My son is in Iraq at Warhorse. It's in Balad about 50 miles north of Baghdad. He said that the contactors that delivers to the PX are on strike. I don't know if this affects other military bases (camps) or not (sorry..I didn't ask). But, if you have loved ones or friends in Iraq, you might ask if they need anything!! God bless each of you and I pray God will send our "family" home safe!!


----------



## Tucsonred (Jun 9, 2007)

Fishin Soldier..have you heard anything over there ?? Ya'll getting supplies to the PX where you are ? ?


----------



## Tortuga (May 21, 2004)

*ON STRIKE ????* How in the he11 can anyone in a combat zone during a war go on strike?
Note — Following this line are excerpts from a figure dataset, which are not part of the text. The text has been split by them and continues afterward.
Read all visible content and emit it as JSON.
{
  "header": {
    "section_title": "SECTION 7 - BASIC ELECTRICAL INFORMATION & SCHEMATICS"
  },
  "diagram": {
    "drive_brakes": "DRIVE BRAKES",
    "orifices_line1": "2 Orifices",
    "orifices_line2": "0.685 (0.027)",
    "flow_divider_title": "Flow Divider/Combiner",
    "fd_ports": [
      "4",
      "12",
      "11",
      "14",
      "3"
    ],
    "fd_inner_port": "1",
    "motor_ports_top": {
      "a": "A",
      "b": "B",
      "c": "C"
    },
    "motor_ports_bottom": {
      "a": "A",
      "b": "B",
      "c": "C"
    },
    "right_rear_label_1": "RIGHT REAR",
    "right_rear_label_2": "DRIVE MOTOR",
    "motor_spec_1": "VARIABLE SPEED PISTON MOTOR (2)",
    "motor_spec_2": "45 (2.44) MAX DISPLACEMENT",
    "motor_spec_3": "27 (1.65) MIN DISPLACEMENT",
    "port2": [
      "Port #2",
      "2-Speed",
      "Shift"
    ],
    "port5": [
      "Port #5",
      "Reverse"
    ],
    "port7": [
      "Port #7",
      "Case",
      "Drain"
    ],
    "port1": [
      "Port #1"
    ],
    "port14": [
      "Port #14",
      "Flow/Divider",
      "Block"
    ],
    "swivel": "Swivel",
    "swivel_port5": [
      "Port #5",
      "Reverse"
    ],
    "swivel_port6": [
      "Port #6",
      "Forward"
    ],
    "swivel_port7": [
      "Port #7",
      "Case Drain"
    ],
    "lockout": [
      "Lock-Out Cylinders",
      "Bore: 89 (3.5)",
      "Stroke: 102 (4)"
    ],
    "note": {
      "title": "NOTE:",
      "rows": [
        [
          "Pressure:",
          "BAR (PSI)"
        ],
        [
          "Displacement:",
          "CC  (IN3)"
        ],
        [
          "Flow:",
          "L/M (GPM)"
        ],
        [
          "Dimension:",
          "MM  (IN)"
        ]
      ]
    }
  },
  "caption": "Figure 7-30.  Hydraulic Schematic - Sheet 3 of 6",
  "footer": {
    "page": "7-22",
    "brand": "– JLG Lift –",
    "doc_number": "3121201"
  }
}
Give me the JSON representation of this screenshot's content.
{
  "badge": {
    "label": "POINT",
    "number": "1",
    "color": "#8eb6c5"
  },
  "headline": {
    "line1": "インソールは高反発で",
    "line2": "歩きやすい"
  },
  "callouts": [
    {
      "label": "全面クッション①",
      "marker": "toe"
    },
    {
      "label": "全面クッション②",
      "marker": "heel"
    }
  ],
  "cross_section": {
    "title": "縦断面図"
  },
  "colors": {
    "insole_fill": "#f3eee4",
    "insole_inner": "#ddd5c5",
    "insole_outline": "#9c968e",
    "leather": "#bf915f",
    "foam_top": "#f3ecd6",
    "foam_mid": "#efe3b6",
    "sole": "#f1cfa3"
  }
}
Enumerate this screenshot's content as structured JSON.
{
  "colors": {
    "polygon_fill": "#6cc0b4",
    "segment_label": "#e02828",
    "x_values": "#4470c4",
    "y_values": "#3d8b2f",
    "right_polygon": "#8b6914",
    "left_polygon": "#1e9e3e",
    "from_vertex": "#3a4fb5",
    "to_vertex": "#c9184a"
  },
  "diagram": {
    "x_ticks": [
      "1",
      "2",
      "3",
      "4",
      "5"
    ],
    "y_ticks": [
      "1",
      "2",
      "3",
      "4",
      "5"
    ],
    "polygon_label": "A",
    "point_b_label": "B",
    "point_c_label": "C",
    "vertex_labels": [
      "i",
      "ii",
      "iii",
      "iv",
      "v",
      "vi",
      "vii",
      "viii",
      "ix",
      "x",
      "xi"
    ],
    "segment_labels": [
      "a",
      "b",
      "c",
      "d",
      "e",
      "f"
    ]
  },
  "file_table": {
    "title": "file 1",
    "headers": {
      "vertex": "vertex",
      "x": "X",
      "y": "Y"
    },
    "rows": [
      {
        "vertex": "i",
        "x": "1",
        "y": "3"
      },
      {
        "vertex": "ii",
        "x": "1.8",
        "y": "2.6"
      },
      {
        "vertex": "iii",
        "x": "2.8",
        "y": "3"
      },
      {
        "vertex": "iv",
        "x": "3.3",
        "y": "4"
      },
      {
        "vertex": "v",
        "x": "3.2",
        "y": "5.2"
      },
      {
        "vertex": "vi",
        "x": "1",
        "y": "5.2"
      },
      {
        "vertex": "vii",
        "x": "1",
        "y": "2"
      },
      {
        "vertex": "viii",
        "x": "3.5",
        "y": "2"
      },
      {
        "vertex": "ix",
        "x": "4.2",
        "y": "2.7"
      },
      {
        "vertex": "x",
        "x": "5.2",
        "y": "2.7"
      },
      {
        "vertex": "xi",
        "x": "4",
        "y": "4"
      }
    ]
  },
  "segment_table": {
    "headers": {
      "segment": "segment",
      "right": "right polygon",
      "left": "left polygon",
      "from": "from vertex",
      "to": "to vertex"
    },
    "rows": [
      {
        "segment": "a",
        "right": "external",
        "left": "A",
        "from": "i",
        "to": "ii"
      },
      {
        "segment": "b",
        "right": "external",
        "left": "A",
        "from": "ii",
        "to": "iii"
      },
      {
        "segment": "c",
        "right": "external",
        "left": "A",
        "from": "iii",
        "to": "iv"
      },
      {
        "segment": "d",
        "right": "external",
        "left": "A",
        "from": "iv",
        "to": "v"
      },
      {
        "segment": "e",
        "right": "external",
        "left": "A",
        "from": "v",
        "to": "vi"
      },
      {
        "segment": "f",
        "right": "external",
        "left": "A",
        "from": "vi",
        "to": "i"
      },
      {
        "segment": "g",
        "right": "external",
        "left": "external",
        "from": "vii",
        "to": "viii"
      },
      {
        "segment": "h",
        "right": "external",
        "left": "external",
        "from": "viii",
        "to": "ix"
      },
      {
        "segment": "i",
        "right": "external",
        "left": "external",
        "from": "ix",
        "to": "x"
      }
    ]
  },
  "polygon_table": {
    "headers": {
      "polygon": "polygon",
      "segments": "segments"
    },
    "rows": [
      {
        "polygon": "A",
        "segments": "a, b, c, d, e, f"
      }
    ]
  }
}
This really burns my ***.. Mebbe the CO of the troops in Balat can tell the contractor that he's 'on his own' as far as protection from the soldiers goes. Find out, if you can, WHO the contractor is...

****..this really burns me up.. Lemme know if your son or his buddies needs anything, Red....

Un-freaking-believable !!!!!:hairout:


----------



## Tucsonred (Jun 9, 2007)

Yea..kind of ticked us off too!! I'll send him a message and see if he knows anything!!


----------



## State_Vet (Oct 10, 2006)

Is it American or Iraqi contractors?


----------



## Tucsonred (Jun 9, 2007)

I sent my son a message, but no response as of yet!! Guess he's out defendin' 'em!! State Vet, I'll send him another msg and ask him that too..I sure don't see how they can strike when our troops need things to survive on..errrr..I'll see what I can find out


----------



## Tucsonred (Jun 9, 2007)

Ok...my son "thinks" they are American, but not sure. However, he said the PX is empty!! His answer was short, he was gonna try to grab some sleep (he was a bit grumpy when he spoke to my daughter in law) LOL He's only had 6 hrs of sleep in 3 days he said...yea..I'd be grumpy too!! (yes..she understands)


----------



## Tucsonred (Jun 9, 2007)

I just zipped off an email to Senator Cornyn. And I'm here all night long at work, fixin to start making a list and sending emails!! I really was doing ok that he's in Iraq!! But, now I'm realllllllll ******!!


----------



## cobrahoot (May 7, 2008)

I'm currently on my second tour in Iraq and we have supplies at the px, but I am in southern Iraq. Hope they get that squared away up there.


----------



## Tucsonred (Jun 9, 2007)

cobrahoot...good to know that..I have no idea what's going on over there at Warhorse?? Glad to know ya'll are ok on supplies!! Stay safe, God bless you...


----------